We trekked on and out of the park, and made our way back to Flagstaff, AZ, a quaint and active college town most known for its proximity to the Canyon and access to the limited number of ski resorts in the state.

Wednesday morning we woke up early and continued our travels south and then west through the road leading from Flagstaff to Sedona. Up to this point in the trip, this drive is by far my favorite road of them all. Almost immediately out of Flagstaff, the ten mile road drops down nearly 3,000 vertical feet, winding its way through the exposed red rock draped in forests all the way to Sedona. I tried my best to get some good GoPro footage out of my car’s sunroof, but was quite unsuccessful in holding my camera still to really capture all it’s beauty and do the drive the justice it deserves.

Once through Sedona, we drove on, going through peaks and valleys over the next hundred miles or so until we reached the western part of the state and the endless miles of deserts it brings with it.
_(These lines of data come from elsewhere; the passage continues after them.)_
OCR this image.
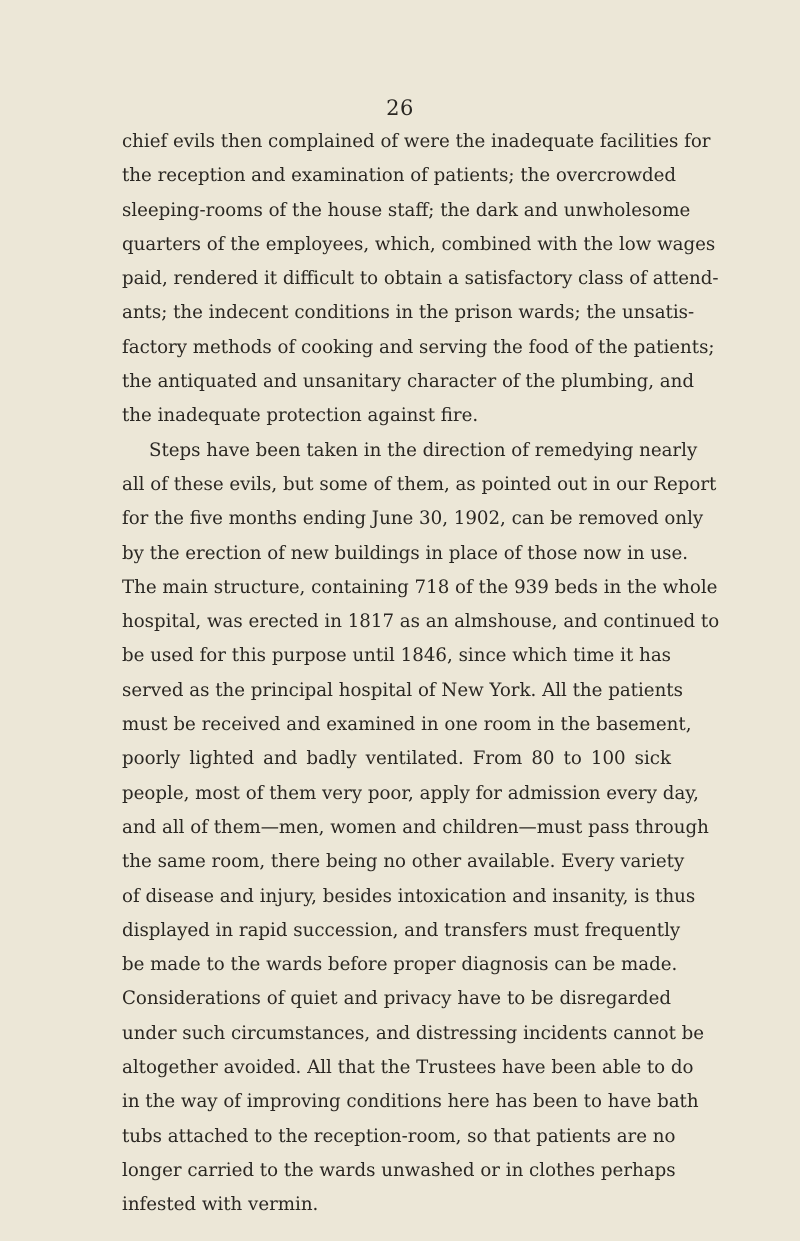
26
chief evils then complained of were the inadequate facilities for
the reception and examination of patients; the overcrowded
sleeping-rooms of the house staff; the dark and unwholesome
quarters of the employees, which, combined with the low wages
paid, rendered it difficult to obtain a satisfactory class of attend-
ants; the indecent conditions in the prison wards; the unsatis-
factory methods of cooking and serving the food of the patients;
the antiquated and unsanitary character of the plumbing, and
the inadequate protection against fire.
Steps have been taken in the direction of remedying nearly
all of these evils, but some of them, as pointed out in our Report
for the five months ending June 30, 1902, can be removed only
by the erection of new buildings in place of those now in use.
The main structure, containing 718 of the 939 beds in the whole
hospital, was erected in 1817 as an almshouse, and continued to
be used for this purpose until 1846, since which time it has
served as the principal hospital of New York. All the patients
must be received and examined in one room in the basement,
poorly lighted and badly ventilated. From 80 to 100 sick
people, most of them very poor, apply for admission every day,
and all of them—men, women and children—must pass through
the same room, there being no other available. Every variety
of disease and injury, besides intoxication and insanity, is thus
displayed in rapid succession, and transfers must frequently
be made to the wards before proper diagnosis can be made.
Considerations of quiet and privacy have to be disregarded
under such circumstances, and distressing incidents cannot be
altogether avoided. All that the Trustees have been able to do
in the way of improving conditions here has been to have bath
tubs attached to the reception-room, so that patients are no
longer carried to the wards unwashed or in clothes perhaps
infested with vermin.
By far one of the most boring stretches I’ve seen (aside from the nothingness that is all of Texas), hours passed between towns and gas stations until we reached Joshua Tree National Park straddling the Colorado and Mohave Deserts in southern California.

We decided to enter Joshua Tree on the southern end, wanting to just get a lay-of-the land before reentering the park on Thursday to do some hiking of our own. This proved to be a good decision as the Colorado Desert, the desert in the southern half of the park, has significantly less interesting stuff to it than the northern half, the section in the Mohave Desert. After a night in 29 Palms (yes, that's a real city), we came back to the park Thursday morning and enjoyed a short four mile hike through the desert.

Me standing in front of a Joshua tree

If you’re not familiar with Joshua Tree, it’s name comes from the trees that make up the majority of the vegetation in the northern part of the park. An odd shaped, cactus-like tree roughly 15-20 feet (~4-5 meters for any non-Americans reading) in height, it’s a tree like I’ve never seen before, and I imagine it doesn’t exist in many other places either. Very few species have found a way to survive in this formidable climate, yet the Joshua tree thrives on, speckling the landscape for miles into the distance, living off just ten days of rain a year.

After our morning hike in the desert, we finished off our four-day mother-son journey into downtown Los Angeles and to the Pacific Ocean, marking the official conclusion of my coast-to-coast drive. Just a week earlier I was enjoying scuba diving in the Atlantic and now had the chance to dip my feet in the largest body of water on Earth, the Pacific. Mom and I enjoyed an afternoon of walking around Santa Monica before meeting up with Meredith, one of my friends from Northwestern who’s living out in LA now with aspirations of becoming a comedy writer (and quickly making her way towards her goal). Mom took a redeye back east to Newark in preparation for her favorite weekend of the year with my late sister, Anna’s, friends from high school and college. I now have a few days in LA before I continue making my way up the west coast to San Francisco. I’m looking forward to some time spent surfing with old friends from college and experiencing the LA way of life for a few days, particularly the people watching that comes along with being anywhere in California. It truly is one of the wackiest places in the world.